Trading System Signals on 02-05-2026
- Capstone Trading
- 3 days ago
- 3 min read
Updated: 2 days ago
The Nasdaq futures traded down to yesterday's low in the overnight session, signaling the over aggressive afternoon rally during yesterday's day session. The dip buyers spent the day propping the market up, but by the end of the day the market rolled over towards the early session lows with selling accelerating in the after hours. It was a very choppy session as the Nasdaq 100 settled well below the 25,000 level. Bitcoin continued its slide lower, while Silver was down over -10%. The VIX looks like it is building up momentum to break through 25.
If there is a bear market forming, it is the slowest developing bear market that I have seen.
Some of the shorts today, mainly Cobra III strategies were stopped out with 60-70 point stop losses. We needed a 130 point stop loss or approximately twice the amount to stay with a trade that would have been a big difference on the day. Less than 100 points is a small move in this environment. We are seeing some one minute bars that span 100 points in the E-mini Nasdaq.
We are in a market where the percentage of winners will drop when ranges expand but will give us the opportunity, once it breaks sharply in one direction, to capture a home run trade, if we can get a decisive move that separates from the entry price (lately there is a lot of noise around the entries).
Last April there was an 1800 point day in the Nasdaq. Just 1/3rd of that move with 3-5 strategies would be a nice day.
Live trades are experiencing more than average slippage lately.
Hypothetical Trading System Signals on 02-05-2026
Diversified Portfolio 57 (NQ Only) = -$10,100
Stock Index Portfolio 37 = -$11,950
Stock Index Portfolio 18 = -$1,525
Two System Portfolio NQ = -$745
Silver Portfolio = +$34,325 (still an open position short)
50K Portfolio = -$294 (without Gold and Silver)

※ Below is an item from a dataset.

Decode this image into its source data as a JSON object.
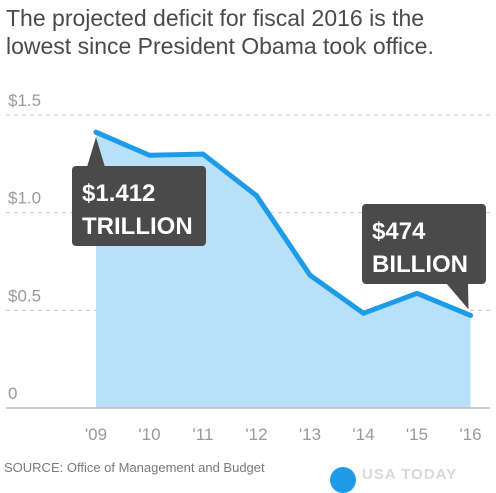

Silver had some large moves and while we post the hypotheticals since these strategies are in the portfolio calculators, we are not trading them live. Stop and market orders are rejected in an illiquid order book and the daily dollar ranges are too risky. Silver Breakout B has a big open position profit of +36K on the day. This market has to be constantly monitored and traded with limits. Stop orders (stop losses) can be rejected and recently, the daily dollar range in Silver futures exceed $200,000. If you trade the Silver market without constant monitoring, you could lose that amount and more per contract if an order is missed.
They portfolio calculators still include the precious metals since updating these will take some time. The portfolio calculators can be filtered to only include the E-mini Nasdaq.
In May 2010, a similar scenario unfolded in the Flash Crash. While the dip buyers seem to have an infinite amount of liquidity, there could be a point where they do run out of liquidity, margins calls could hit, or the bids disappear for any reason in a continuous sell off. Its important to make sure you monitor your positions closely as market orders and stop orders can be rejected and must be manually managed or you could end up with a huge win or a huge loss.
Its been a while seen we have seen real capitulation. For this reason, leverage has probably trailed its way up closer to the market than what we have seen historically. A normal pullback could generate price action similar to August 2024.
Tomorrow is Friday and the last trading day of the week as we go into a Super Bowl weekend, and typically a "feel good" time of the year for the stock market. With so many assets dropping this week, one bullish rule to watch is: The first quarter of the new year should not break the lows of December. This has already happened in the Nasdaq 100 and the S&P 500 is not far away. 6720 is the level to watch with a close of 6798.18 today.